A cell phone rings, faintly, but I still hear it. The whole class turns around to look at me, wondering what I'll do about it and hoping not to give away the person with the phone. I zero in on her anyway.
"Give me the phone," I say.
"I'm sorry, I didn't know it was on. I'll turn it off."
"No, that's OK, don't turn it off. Let me answer."
Reluctantly, she hands it over. I answer: "Hello?" A boy's voice, confused, asks for the girl. "No," I say, "she doesn't want to talk to you. She's ... a little busy right now." Behind me I hear some kids starting to laugh. On the phone, there's momentary silence, then a demand to talk to the girl. "Listen, buddy," I say. "She doesn't want to talk to you. She's with me now, got that? And don't bother calling back!"
I hang up, turn the phone off, and tell the girl she can pick it up after school.
The girl shows up right at the end of the day. By then I've forgotten what happened earlier and think she's just visiting. "What's going on?" I ask. "You need help with that essay?"
"Stop playing," she says. "Can I get my cell phone back?"
Of course. I know this by now. If I want kids to stop by after school or during lunch to make up a quiz or conference about an essay, they conveniently forget. But if I have their electronic devices, they show up. No excuses.
I suppose it's fair that if kids can't use cell phones in class, neither should teachers. But I use mine from time to time.

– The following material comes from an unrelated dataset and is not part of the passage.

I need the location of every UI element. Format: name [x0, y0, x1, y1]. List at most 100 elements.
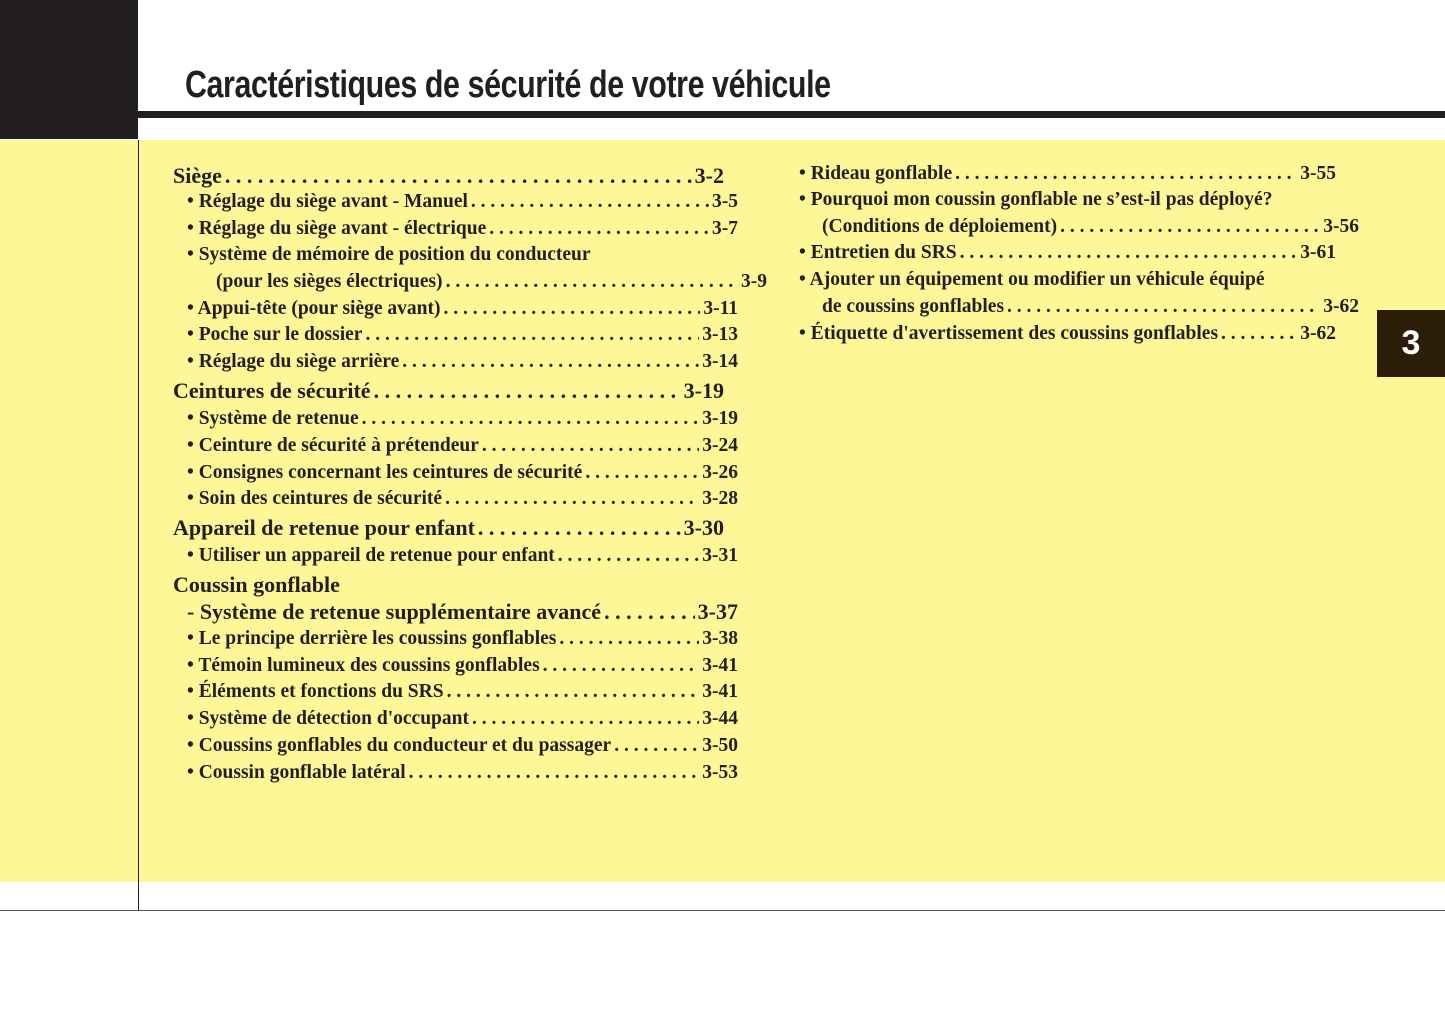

As a weapon. Kids fear my phone.
Students are working and I'm taking attendance. "Where's Amanda?" I ask. A couple of kids shrug. "Wait, I saw her in the hallway earlier," I say, loud enough to be heard. "Why isn't she here?" A few more shrugs. So I pull out my cell phone. I make a spectacle of myself, wanting everyone to see me dialing, hear me leaving a message: "Hi, this is Amanda's English teacher calling. I just want you to know that I saw Amanda earlier and she's supposed to be in my class right now, but she's not here. I hope she's OK, not just hanging out with that boyfriend of hers. Thanks."
Kids hate that. Amanda will be in class the next day, and so will all the other good kids who want so badly to be bad.
Better yet is to call home when the kid is in class in front of me. Last week, a tough kid showed up when he was supposed to be taking a practice ACT. There were five other kids in class. Everyone else was gone. So, these kids thought they'd get a free day, but I pulled out a short story and asked them to read. The tough kid, Tony, put his head down.
"Tony, do me a favor and read page one of this story." No response. "Tony, talking to you."
"I don't feel like reading."
"Hey, listen, this is your first time here in a week. I'm not asking if you feel like reading, I'm telling you to read. So, go ahead."
The other five kids were getting restless. A couple volunteered to read to avoid this confrontation. Maybe they're afraid of Tony and his temper, but I felt like pushing it. None of them should've been in class. They should have been taking the practice ACT, and I was the one who was supposed to have a free period.
"I don't know how to read."
"Yes, you do. You're one of the better readers in this classroom."
"I'm telling you I don't know how. And I don't feel like reading."
"Well, if you don't know how to read, now's a good time to learn. This is English class. So, start, and I'll help."
This could have gone on for the next 30 minutes, but instead, I pulled out my cell phone and called his house. Surprisingly, his mom answered.
"This is Tony's English teacher. Tony is refusing to read."
"I'm so sorry," she said. "I don't know what to do with him. I'm a single mother, doing my best. But he just doesn't listen to me. I've been praying for him."
"I know it's not easy," I lied. I don't really know how hard it is, but I could imagine. "But here's the thing. Tony is saying he doesn't even know how to read. Is this true?"
She was on the verge of tears. "He's a wonderful reader," she said. "He used to read all the time. Now, he just wants to hang out with those friends of his." Then, the magic words: "Can I talk to Tony?"
Absolutely. I handed the phone over to this tough kid, who all of a sudden was mumbling into the phone, "I'm sorry, mama."
When he hung up he read. Did an OK job. The rest of the kids read, too, but the bell rang before we finished, and I knew none of them would ever ask how the story ends. But I hoped that Tony would show up the next day and not attempt to derail yet another lesson. I hoped I had reached him. "Reach out and touch someone," the phone company ads used to say.
The next day there was a note in my mailbox: Tony has a ten-day out-of-school suspension. Drop off some work in the discipline office. I toyed with the idea of dropping off that short story. But I didn't.